Ever wondered which animal's heart is the largest in the world? The blue whale's heart. Its heart alone can weigh about 450 kg. It's said that its blood vessels are wide enough for a baby to crawl through.

A blue whale's heartbeat is so loud that it can be heard from almost 2 miles away. But that’s not the only interesting thing about a blue whale’s heartbeat. On average, when it is at the surface of the water, the blue whale's heartbeat is around 25 - 35 beats per minute. However, when it dives deep underwater for food, a blue whale’s heartbeat can drop to almost 4 - 8 beats per minute, and sometimes even 2 beats a minute. This effectively allows the blue whale to minimise the amount of work its heart does while continuing to distribute blood evenly around the body, even at extreme depths and cold underwater temperatures.
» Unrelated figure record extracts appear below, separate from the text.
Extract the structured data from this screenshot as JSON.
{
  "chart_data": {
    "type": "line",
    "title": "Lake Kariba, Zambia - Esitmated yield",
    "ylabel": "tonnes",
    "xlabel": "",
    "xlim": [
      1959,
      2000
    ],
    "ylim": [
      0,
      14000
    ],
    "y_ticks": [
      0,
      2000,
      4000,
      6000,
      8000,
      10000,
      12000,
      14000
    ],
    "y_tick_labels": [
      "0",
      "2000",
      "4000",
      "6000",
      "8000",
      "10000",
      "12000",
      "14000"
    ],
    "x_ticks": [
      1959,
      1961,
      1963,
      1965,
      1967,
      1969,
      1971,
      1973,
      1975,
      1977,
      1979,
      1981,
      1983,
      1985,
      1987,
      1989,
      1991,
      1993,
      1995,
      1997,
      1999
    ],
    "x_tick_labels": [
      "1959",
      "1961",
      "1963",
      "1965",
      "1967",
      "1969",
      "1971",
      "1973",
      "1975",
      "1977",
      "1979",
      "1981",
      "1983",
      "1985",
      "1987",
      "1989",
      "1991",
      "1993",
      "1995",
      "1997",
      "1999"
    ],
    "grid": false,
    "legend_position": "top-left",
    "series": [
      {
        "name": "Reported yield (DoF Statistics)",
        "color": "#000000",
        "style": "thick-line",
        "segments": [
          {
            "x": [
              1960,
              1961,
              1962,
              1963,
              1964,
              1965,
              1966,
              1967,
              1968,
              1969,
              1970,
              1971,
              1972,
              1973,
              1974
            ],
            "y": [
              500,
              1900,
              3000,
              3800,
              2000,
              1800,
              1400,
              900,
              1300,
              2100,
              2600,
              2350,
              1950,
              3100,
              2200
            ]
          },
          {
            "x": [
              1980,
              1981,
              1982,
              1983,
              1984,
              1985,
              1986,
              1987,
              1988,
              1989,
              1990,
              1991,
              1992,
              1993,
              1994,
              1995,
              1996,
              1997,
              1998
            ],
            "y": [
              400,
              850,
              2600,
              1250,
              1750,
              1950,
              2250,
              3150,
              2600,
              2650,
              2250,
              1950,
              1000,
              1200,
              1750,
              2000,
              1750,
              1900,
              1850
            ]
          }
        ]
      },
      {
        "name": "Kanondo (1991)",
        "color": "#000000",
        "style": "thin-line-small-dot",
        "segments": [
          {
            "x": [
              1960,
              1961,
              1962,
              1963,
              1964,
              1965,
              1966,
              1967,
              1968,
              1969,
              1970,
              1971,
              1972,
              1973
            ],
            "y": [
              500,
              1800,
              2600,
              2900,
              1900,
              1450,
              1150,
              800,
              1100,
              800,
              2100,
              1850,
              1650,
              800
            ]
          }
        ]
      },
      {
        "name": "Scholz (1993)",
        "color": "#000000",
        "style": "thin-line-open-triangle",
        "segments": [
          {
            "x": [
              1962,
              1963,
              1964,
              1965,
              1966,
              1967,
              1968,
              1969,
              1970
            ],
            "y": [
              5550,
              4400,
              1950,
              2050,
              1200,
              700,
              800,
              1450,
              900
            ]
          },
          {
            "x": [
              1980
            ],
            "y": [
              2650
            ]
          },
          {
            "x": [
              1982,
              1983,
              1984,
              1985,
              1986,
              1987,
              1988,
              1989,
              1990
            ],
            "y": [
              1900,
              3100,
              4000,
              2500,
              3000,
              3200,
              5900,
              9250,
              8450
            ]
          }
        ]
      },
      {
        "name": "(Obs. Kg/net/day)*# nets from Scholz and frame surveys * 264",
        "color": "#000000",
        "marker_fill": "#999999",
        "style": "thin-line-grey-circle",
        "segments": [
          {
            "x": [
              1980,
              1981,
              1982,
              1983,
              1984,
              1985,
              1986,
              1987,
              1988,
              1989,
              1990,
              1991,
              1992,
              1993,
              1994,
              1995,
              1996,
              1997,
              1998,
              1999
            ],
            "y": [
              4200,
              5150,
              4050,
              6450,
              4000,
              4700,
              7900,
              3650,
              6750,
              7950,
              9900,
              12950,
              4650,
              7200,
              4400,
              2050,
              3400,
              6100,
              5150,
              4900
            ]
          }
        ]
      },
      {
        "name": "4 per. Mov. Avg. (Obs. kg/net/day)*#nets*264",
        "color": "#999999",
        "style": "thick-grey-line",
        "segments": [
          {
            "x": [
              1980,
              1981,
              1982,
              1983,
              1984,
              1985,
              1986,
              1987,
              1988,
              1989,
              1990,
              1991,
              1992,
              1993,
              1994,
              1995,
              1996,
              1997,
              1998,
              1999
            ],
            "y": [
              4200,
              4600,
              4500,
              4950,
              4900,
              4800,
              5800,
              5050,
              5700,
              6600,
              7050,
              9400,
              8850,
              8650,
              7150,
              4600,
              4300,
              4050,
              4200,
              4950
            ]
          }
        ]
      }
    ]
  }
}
Despite being comfortable underwater for upto 30 minutes, whales are mammals, like humans, and must come up to the surface regularly to breathe. Humans however, are involuntary breathers, which means that they don’t need to make a decision whether to breather or not. Breathing is an automatic process for humans and most other mammals. Whales, on the other hand, are conscious breathers, and have to take an active decision, when to breathe. As a result, they never fall asleep completely. Even when they are sleeping, one half of the brain remains awake, to ensure that they don’t drown, while the other half stays awake and alert.